28 Şubat’ta herkese bir deli gömleği giydirilmeye çalışıldığını kaydeden Soylu, şöyle devam etti:‘’Kimimize irticacı dediler, kimimize Kürt, kimimize Türk, kimimize Alevi, kimimize Sünni, kimimize laik, kimimize antilaik diyerek hepimizi fişlediler. Bu ülke çok badirelerden, çok sıkıntılardan geçti. Hiç olmayacağını zannettiğimiz gecede biz 15 Temmuz'u birlikte yaşadık. Ve içinde bulunduğumuz sistem, her zaman krize açık bir sistem oldu. Ya hükümet düştü ya meclis. Ya meclis düştü ya hükümet zayıfladı. İkisi güçlü olduğu zamanlar da problem, ikisi güçsüz olduğu zamanlar da problem, birisi güçlü birisi güçsüz olduğu zaman da problem. Bir birinin işlerine sürekli karışan ve sürekli çatışma çıkaran bir sistemi hep beraber yaşadık. Bu darbe oluştu, zihnimiz hep iki darbenin arasında kaldı."Bakan Soylu, 7 Haziran'daki seçimlerde HDP'nin, 80 milletvekilinin üzerine çıkınca maskesini de çıkardığını belirten Soylu, "Yaktılar, yıktılar, birliğimize, geleceğimize, her biri oyun kurmaya başladı.

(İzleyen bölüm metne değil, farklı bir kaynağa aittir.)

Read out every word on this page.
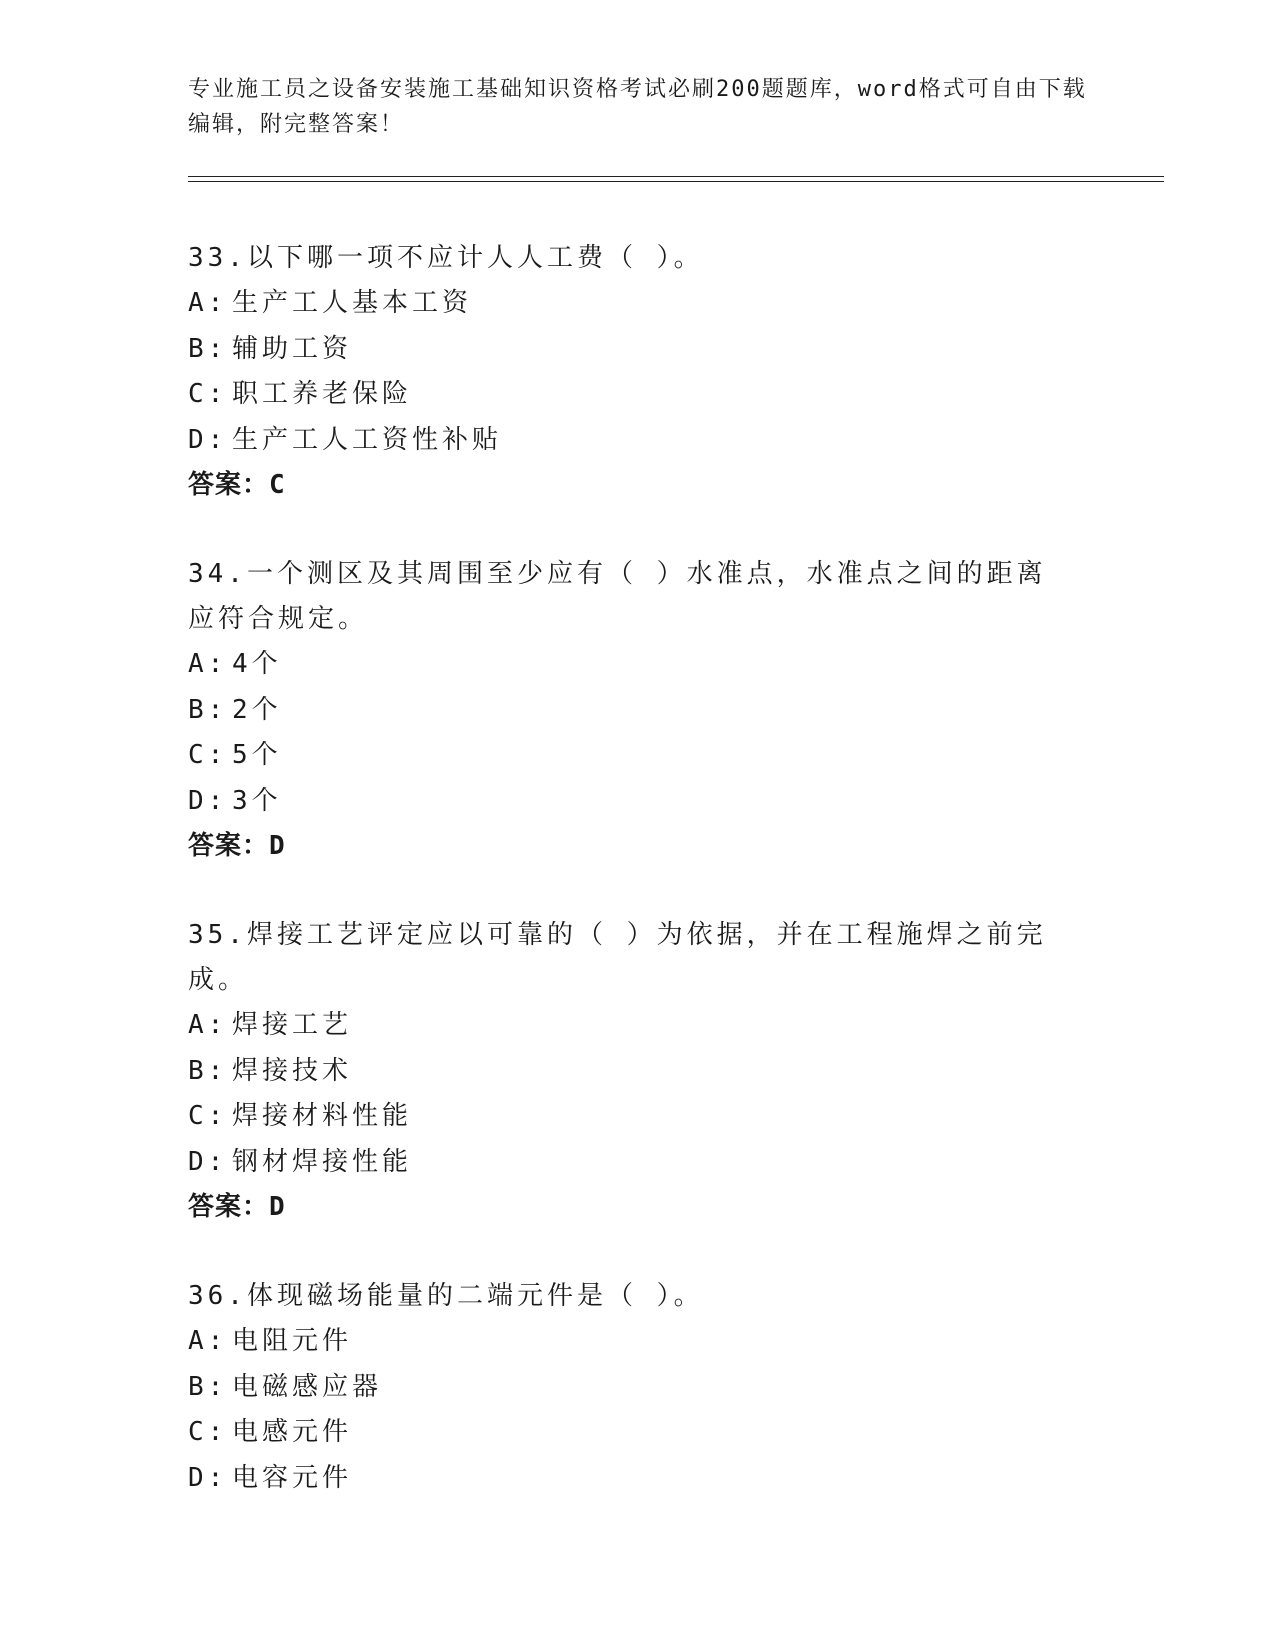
专业施工员之设备安装施工基础知识资格考试必刷200题题库，word格式可自由下载编辑，附完整答案！
33.以下哪一项不应计人人工费（ ）。
A: 生产工人基本工资
B: 辅助工资
C: 职工养老保险
D: 生产工人工资性补贴
答案：C
34.一个测区及其周围至少应有（ ）水准点，水准点之间的距离应符合规定。
A: 4个
B: 2个
C: 5个
D: 3个
答案：D
35.焊接工艺评定应以可靠的（ ）为依据，并在工程施焊之前完成。
A: 焊接工艺
B: 焊接技术
C: 焊接材料性能
D: 钢材焊接性能
答案：D
36.体现磁场能量的二端元件是（ ）。
A: 电阻元件
B: 电磁感应器
C: 电感元件
D: 电容元件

Çukurlar kazdılar, evlatlarımızı şehit ettiler, camileri yaktılar, kütüphaneleri yaktılar, spor kompleksleri yaktılar, binaları yıktılar. Sadece 7 Haziran'dan çok kısa bir süre sonra oldu bu." diye konuştu.
"Bize her şeyi söyleyebilirler, kızabilirler, her türlü iftirayı atabilirler ama bir şeyi söyleyemezler biz bu ülkeyi hainlere teslim etmedik." diyen Soylu, şunları kaydetti:''Yılbaşından bugüne kadar 9 bin 500 uyuşturucu satıcısı tutuklandı, hepsi kodese girdi. Bu mücadele devam ediyor. Ne yapalım? Bunu bırakalım mı? Kime bırakalım? Kafası karışık adamlara mı bırakalım? Kıblesinin neresi olduğu belli olmayan, bir kulağı Avrupa'da, bir kulağı Amerika'da kendisine söylenen bir sözden sonra azaları titreyen bu adamlara mı bırakalım? Edirne'den Selahattin Demirtaş'ı çıkarmak için kendisini Cumhurbaşkanı seçtirmekten daha çok gayret gösteren Muharrem İnce'ye, Temel Karamollaoğlu'na, Meral Akşener'e mi bırakalım Türkiye'yi? Kime bırakalım? Bugün büyük projelerimizi devam ettiriyoruz, bunları yarım mı bırakalım? "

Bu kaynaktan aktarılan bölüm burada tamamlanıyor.